In definitiva, il cambiamento è l’elemento dominante nell’Universo e niente è eterno, tranne la materia che, però, è in continua evoluzione. Questa sì che è vera immortalità, altro che Paradiso e Inferno…

La serata termina con l’augurio a Bruno di trovare sempre un uditorio all’altezza della sua sapienza e con la richiesta a tutti, nel caso si dovessero nuovamente incontrare in futuro, di dare il meglio di sé o di tacere.

No… Bruno non era umile né modesto, ma la storia della ricerca scientifica ha dimostrato che poteva permetterselo!

Il suo pensiero, infatti, anticipa molte tematiche che saranno sviluppate e dimostrate secoli dopo e lo fa con una naturalezza disarmante.

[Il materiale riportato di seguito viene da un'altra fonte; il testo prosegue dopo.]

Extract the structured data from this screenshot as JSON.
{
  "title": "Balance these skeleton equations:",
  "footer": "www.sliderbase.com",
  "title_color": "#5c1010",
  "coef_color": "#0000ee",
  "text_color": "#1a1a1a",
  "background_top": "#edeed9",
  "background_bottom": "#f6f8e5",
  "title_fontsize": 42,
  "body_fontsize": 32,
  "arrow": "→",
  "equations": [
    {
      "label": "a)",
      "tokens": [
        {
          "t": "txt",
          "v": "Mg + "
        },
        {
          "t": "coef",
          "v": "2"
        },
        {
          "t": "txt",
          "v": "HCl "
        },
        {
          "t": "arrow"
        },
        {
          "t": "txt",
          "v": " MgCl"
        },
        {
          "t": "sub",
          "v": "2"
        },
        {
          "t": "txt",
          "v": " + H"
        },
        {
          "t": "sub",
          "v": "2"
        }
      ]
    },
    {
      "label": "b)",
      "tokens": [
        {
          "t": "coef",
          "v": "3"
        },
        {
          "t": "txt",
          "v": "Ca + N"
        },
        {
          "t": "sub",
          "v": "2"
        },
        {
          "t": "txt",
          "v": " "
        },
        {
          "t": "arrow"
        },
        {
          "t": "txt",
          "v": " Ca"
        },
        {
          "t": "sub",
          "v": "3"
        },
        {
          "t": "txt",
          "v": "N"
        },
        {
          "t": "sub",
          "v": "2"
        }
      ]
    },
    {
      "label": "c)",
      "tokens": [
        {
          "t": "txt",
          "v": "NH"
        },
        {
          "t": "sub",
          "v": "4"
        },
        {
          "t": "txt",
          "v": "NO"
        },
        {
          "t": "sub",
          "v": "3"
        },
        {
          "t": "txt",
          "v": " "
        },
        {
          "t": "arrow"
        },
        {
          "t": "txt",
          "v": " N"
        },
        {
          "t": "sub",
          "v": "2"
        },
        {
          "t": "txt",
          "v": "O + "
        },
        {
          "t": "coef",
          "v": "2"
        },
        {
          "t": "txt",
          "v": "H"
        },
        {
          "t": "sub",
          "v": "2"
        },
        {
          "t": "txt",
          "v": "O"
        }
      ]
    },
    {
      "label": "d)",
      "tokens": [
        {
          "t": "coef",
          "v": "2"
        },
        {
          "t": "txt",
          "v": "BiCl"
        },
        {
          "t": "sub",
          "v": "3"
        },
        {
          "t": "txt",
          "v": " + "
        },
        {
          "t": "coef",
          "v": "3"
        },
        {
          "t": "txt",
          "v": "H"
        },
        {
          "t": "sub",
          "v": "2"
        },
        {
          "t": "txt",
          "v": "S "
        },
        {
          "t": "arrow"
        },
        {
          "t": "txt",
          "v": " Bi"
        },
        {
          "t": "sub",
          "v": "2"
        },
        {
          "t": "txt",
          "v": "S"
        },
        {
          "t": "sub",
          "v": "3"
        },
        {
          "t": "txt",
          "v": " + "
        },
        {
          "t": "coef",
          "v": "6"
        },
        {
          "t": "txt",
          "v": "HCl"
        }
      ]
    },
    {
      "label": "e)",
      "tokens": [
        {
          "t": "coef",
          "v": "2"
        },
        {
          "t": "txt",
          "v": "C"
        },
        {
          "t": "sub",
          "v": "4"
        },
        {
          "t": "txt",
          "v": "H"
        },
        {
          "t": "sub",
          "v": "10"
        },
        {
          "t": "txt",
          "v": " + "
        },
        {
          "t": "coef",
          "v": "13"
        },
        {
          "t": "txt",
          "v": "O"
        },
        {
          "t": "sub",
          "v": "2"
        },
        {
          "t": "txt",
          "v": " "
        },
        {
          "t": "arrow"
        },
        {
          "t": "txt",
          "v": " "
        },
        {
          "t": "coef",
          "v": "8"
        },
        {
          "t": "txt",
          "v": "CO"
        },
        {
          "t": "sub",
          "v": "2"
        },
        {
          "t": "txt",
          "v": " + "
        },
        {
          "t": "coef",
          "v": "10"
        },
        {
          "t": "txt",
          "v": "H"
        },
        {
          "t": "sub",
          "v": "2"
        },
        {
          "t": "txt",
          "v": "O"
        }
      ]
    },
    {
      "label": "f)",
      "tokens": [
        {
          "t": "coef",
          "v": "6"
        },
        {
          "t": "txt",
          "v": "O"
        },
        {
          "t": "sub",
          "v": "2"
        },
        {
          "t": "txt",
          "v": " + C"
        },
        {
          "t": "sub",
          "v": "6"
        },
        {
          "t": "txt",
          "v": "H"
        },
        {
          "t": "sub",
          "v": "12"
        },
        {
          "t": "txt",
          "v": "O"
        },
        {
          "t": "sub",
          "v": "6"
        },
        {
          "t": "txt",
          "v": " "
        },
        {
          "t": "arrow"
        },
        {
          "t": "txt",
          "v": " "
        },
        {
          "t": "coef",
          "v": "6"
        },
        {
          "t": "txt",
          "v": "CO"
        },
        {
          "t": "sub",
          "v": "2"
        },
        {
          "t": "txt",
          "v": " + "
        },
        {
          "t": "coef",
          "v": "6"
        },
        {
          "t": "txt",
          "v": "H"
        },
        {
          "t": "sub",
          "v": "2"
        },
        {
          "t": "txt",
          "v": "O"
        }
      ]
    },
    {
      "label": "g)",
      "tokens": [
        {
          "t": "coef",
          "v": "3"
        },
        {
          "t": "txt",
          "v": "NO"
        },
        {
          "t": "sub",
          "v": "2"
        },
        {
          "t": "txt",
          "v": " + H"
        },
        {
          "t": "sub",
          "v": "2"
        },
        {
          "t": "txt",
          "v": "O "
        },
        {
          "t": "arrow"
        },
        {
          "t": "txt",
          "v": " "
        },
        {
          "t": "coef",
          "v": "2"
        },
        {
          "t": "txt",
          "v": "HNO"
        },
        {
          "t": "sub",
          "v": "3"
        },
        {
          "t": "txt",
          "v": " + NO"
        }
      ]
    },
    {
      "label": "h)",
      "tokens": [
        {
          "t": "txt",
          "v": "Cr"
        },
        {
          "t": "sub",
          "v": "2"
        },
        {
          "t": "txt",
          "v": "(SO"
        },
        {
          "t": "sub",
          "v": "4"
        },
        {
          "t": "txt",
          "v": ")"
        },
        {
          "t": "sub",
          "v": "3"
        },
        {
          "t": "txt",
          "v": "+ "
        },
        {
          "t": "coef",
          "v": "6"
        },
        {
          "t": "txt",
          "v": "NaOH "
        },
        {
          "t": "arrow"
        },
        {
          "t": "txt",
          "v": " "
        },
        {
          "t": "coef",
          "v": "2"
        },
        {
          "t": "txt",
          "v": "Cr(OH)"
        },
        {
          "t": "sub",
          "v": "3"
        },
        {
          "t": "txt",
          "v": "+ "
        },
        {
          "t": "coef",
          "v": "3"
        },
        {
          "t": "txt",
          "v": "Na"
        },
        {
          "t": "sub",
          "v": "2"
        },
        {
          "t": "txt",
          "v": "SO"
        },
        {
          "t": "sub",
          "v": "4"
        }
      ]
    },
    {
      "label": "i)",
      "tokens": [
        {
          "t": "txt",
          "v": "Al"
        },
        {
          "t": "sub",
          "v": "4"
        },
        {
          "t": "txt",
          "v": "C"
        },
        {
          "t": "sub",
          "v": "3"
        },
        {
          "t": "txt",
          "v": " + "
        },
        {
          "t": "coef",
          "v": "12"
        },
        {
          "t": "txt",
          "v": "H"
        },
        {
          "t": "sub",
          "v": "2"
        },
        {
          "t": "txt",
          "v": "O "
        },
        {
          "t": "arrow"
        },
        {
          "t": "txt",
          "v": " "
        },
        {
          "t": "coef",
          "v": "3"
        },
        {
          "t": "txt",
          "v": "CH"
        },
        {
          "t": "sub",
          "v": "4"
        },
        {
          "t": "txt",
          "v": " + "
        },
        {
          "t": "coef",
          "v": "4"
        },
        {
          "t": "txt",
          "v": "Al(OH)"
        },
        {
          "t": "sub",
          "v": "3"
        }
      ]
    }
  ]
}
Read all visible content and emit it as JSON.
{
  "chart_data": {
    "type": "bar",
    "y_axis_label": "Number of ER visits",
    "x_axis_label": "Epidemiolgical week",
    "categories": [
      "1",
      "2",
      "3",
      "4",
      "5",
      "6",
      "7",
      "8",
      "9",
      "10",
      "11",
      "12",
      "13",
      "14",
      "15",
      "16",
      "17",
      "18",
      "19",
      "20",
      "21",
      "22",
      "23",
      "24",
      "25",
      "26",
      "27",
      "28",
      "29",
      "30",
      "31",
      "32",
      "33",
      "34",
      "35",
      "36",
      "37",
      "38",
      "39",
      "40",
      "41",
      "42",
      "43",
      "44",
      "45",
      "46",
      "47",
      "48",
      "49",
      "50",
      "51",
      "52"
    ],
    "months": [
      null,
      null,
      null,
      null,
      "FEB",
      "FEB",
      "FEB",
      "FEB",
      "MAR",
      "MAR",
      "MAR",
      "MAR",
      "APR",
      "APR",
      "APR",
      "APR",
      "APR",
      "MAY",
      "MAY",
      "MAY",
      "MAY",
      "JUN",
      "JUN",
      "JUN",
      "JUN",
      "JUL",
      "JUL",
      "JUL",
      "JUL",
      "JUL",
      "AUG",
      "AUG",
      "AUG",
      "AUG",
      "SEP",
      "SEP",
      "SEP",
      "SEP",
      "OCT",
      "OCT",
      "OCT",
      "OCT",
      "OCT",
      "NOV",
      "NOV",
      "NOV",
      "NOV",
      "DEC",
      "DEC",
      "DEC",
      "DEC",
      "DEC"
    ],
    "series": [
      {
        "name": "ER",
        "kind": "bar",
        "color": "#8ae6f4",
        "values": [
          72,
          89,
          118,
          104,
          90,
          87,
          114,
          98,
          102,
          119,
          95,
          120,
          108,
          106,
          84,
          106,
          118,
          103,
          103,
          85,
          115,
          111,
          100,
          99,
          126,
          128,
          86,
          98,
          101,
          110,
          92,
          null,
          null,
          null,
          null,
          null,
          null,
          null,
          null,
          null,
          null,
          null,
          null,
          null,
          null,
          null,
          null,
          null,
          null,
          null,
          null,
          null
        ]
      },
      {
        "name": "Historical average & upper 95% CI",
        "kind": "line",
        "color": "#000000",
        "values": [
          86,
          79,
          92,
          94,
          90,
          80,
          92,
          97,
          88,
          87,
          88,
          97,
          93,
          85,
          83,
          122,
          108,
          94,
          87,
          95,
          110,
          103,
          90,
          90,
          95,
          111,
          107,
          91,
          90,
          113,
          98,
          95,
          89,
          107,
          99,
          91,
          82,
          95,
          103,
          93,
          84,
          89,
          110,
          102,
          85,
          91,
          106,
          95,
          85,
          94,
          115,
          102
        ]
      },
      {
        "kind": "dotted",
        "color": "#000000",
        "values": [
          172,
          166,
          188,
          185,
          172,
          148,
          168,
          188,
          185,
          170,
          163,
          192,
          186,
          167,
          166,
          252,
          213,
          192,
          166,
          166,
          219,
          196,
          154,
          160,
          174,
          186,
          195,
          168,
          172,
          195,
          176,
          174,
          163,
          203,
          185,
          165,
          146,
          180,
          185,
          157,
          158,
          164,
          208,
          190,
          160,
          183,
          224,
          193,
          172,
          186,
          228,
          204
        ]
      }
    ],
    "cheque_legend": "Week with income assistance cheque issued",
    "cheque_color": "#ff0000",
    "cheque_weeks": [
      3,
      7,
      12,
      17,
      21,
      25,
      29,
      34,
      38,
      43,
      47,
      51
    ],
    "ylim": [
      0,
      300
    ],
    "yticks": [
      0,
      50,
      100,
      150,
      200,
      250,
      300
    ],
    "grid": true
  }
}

Sembra quasi di sentirlo mentre, tra gioia e stupore, ci sussurra “E’ talmente ovvio… non può non essere così!”

 

2 commenti

  1. Mario Fiori

    Carissimo Enzo il grande Giordano Bruno molto spesso, nella Storia della Letteratura, viene visto un pó di traverso, viene ricordato come seguace delle arti magiche, ispiratore della Massoneria e via dicendo. Non è facile trovare qualcuno che invece capisca, o meglio voglia capire, la grandezza del suo pensiero e delle sue intuizioni (alcuni pur capendolo, a mio parere, hanno proprio paura di capirlo) nell'epoca da lui vissuta. Tutti lo ricordano per il suo carattere spregiudicato e sprezzante verso l'ordine costituito della Controriforma. Fu invece un grande iniziatore del pensiero libero e un grande ed intuitivo anticipatore.

  2. anche per me, Mario, è stato uno dei più grandi pensatori di sempre. E, come ben sappiamo, chi pensa troppo è sempre una mosca bianca da schiacciare.